One should seek professional help from either a urologist or pelvic floor therapy specialist/ PT when you have bladder or bowel control problems with symptoms such as:
- Needing to urgently or frequently go to the bathroom
- Accidental leakage of urine, bowel motions or wind
- Difficulty emptying your bladder or bowel
- Pain in the bladder, bowel or in your back near the pelvic floor area when exercising the pelvic floor or during intercourse
Pelvic floor muscles exercises may not be the most appropriate treatment so speak to a health professional if you have persistent problems with your bladder or bowel.
What else can I do other than pelvic floor therapy to prevent a pelvic floor disorder?

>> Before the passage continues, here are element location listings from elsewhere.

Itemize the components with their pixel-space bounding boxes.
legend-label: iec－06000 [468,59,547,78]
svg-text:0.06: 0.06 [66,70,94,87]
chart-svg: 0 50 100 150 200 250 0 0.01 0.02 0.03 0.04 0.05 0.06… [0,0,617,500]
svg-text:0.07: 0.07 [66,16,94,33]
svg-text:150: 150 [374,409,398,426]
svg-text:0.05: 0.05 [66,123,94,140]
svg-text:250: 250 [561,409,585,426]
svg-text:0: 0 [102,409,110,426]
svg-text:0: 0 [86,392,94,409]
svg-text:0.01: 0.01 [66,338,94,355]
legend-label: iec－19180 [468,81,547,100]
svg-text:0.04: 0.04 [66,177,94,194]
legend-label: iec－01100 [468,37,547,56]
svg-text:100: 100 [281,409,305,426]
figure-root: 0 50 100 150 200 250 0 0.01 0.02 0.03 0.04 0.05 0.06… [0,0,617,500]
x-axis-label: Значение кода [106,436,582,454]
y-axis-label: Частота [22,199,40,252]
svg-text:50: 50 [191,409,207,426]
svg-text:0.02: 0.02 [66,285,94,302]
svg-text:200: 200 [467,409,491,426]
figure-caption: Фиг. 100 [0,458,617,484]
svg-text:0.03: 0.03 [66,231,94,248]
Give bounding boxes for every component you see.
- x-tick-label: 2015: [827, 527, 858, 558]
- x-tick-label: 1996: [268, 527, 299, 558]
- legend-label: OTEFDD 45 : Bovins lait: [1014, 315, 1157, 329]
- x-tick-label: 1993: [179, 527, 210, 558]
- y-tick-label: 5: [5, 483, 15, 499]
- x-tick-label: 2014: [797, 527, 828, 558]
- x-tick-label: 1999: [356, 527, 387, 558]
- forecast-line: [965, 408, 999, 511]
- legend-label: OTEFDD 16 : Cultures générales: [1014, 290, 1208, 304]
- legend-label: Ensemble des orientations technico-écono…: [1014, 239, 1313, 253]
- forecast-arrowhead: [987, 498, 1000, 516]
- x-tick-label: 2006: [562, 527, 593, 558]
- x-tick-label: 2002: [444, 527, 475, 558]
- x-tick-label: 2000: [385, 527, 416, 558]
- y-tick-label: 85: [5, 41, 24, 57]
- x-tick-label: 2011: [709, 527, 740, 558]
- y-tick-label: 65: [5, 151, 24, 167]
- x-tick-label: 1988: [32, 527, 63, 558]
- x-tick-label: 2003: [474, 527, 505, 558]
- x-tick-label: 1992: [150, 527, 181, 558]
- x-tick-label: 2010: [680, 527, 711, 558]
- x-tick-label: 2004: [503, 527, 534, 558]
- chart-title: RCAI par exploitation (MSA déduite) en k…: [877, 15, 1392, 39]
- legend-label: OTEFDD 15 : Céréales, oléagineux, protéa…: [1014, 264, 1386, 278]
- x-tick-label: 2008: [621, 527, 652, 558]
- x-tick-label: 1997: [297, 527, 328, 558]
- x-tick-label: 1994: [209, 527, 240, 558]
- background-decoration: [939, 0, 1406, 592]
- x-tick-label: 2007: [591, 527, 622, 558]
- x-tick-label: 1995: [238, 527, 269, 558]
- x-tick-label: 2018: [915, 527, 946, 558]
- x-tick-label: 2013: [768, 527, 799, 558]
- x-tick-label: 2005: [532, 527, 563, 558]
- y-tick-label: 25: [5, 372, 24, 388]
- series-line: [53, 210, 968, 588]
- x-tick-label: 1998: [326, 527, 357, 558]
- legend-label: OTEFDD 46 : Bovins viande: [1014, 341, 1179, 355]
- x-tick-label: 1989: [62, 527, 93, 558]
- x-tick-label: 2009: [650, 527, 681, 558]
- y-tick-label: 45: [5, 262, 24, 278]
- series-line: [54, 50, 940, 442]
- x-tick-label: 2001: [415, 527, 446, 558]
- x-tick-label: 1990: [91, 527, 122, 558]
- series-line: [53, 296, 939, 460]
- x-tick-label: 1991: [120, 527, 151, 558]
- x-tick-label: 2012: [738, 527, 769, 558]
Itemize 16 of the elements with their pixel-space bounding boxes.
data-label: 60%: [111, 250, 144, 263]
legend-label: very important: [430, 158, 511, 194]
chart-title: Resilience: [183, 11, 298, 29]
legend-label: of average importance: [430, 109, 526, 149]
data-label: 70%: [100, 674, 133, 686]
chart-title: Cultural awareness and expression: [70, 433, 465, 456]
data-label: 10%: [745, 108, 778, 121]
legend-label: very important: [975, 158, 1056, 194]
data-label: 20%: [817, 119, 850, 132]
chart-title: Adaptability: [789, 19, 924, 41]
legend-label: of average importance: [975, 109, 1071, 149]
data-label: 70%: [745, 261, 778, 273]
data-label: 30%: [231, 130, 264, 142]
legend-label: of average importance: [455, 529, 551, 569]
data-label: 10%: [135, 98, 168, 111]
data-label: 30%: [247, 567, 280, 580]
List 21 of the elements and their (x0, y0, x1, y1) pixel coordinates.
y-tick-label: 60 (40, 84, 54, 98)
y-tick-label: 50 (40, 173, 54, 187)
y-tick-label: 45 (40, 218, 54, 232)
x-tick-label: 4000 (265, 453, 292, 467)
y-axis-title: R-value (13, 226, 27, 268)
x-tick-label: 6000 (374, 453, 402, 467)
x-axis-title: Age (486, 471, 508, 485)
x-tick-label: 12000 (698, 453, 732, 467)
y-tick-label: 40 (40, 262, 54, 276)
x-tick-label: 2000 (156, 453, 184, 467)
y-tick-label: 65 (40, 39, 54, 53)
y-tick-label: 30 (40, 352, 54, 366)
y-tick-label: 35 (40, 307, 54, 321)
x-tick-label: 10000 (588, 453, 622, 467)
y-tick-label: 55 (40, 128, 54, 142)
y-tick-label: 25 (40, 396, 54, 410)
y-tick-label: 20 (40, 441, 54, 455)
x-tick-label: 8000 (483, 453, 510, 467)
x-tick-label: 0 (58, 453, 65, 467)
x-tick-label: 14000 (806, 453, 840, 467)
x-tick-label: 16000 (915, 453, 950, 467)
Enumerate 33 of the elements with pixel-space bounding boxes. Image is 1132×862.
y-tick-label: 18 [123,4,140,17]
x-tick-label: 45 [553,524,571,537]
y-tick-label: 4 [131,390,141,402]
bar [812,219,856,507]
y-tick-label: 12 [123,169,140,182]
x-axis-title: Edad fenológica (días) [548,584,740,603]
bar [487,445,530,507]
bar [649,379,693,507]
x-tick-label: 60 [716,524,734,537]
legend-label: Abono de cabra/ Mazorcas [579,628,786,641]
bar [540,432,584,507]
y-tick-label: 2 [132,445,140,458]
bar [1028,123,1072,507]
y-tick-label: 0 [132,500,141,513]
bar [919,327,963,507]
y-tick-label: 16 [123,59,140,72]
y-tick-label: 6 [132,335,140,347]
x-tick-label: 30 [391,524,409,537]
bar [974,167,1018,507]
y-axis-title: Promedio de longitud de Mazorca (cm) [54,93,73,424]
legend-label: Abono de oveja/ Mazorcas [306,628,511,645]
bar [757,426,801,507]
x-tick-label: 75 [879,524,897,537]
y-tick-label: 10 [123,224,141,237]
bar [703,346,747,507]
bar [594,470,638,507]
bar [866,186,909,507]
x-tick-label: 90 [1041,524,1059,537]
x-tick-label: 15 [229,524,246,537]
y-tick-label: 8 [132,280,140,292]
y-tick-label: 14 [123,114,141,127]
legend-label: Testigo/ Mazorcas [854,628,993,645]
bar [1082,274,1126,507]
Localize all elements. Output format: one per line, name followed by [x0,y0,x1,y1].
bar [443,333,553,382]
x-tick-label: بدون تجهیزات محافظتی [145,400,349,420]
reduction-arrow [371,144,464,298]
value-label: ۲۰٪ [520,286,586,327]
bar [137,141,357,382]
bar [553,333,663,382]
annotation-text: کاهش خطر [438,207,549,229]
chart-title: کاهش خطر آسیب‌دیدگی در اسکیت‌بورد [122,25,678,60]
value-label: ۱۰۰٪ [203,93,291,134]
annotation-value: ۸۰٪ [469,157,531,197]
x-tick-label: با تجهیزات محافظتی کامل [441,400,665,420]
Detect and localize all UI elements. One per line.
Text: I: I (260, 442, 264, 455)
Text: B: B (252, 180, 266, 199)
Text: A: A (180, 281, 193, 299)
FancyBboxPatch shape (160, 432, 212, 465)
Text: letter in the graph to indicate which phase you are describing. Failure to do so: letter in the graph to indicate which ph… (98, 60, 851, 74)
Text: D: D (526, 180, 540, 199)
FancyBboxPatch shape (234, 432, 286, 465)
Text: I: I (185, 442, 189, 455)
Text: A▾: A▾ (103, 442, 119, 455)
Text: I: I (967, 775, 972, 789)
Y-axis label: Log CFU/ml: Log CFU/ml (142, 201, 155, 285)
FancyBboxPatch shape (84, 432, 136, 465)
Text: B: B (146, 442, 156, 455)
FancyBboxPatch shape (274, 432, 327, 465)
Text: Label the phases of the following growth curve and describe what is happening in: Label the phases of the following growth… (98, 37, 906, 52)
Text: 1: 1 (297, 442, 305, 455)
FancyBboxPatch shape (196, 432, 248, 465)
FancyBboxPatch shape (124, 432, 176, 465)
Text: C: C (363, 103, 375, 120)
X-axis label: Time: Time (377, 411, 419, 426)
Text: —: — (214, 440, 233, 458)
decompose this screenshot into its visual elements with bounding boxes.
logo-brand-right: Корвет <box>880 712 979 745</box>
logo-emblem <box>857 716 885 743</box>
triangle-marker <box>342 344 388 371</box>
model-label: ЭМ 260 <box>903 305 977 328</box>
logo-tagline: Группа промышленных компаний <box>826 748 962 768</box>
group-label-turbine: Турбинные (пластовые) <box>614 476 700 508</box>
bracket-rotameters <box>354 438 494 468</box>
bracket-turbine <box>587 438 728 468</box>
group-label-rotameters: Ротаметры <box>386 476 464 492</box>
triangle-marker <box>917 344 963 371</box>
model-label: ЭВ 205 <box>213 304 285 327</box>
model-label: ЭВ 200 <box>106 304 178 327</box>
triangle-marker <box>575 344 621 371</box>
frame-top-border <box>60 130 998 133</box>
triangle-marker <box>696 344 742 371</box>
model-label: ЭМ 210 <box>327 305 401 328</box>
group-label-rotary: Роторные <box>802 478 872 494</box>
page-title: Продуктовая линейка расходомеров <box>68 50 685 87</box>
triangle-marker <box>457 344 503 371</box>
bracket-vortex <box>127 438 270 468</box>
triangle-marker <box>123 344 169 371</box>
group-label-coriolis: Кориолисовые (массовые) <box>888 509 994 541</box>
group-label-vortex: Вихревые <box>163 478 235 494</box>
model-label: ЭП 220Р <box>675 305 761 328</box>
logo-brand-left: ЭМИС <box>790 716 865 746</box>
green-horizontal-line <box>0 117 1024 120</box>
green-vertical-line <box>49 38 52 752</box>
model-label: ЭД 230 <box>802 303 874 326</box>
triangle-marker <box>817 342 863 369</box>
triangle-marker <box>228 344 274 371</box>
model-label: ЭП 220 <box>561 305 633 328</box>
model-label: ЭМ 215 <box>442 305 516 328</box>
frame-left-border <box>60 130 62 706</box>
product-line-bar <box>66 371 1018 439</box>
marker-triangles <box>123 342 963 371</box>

Other preventative measures include drinking fluids, preferably water, so that you have a regular bathroom schedule. This will help avoid constipation, which often leads to strain on the pelvic muscles.
Additionally, a fiber rich diet can also help avoid constipation. Foods that are high in fiber include beans, fruits, vegetables and whole-grain products.
Furthermore, smoking is a big preventable risk factor for a pelvic floor disorder. Smoking causes coughing and raises the chance of developing stress incontinence.
I’m just getting older, should I even bother with pelvic floor therapy?
Absolutely! Anyone can engage in pelvic floor therapy at any age. One of the most detrimental misconceptions about aging is that we cannot improve upon ourselves or our health as we get older. In reality, this could not be more untrue; health is malleable at any age, meaning that no matter what age we are--we can always take steps toward improving our health. In light of this, preventative pelvic floor therapy is extremely important! It would only do one a disservice to stop engaging in preventative care simply because of outdated notions that we malfunction with age.
So, can pelvic floor therapy stop me from aging?
Getting older is one of the few things that every person has in common. Ageism is a pervasive cultural phenomenon that tells people that they are “less than” simply because they are older. The glorification of “youthfulness” is as fabricated as the photoshopped models who are prominently displayed in tabloids. Although we need to shift this framework as a society, we can individually reject notions of ageism by adopting healthy behaviors late into adulthood to care for ourselves, such as engaging in pelvic floor therapy. Getting older should be a beautiful process, and we can make sure that we feel fabulous into older age by practicing self-care. Outdated ageist notions must change, and that can start with normalizing discussions around aging, pelvic floor therapy, and incontinence!
Lastly, Can pelvic floor therapy help with sex?
Absolutely. Strong pelvic floor muscles can also mean increased sensitivity during sex and stronger orgasms. Pelvic floor therapy exercises and training the pelvic floor muscles can also help reduce the symptoms of erectile dysfunction. Exercises to strengthen pelvic floor have a great deal of benefits that range from helping to manage incontinence to strengthening muscles and better sex. However, one should still feel comfortable using incontinence products in addition to pelvic floor therapy, if needed.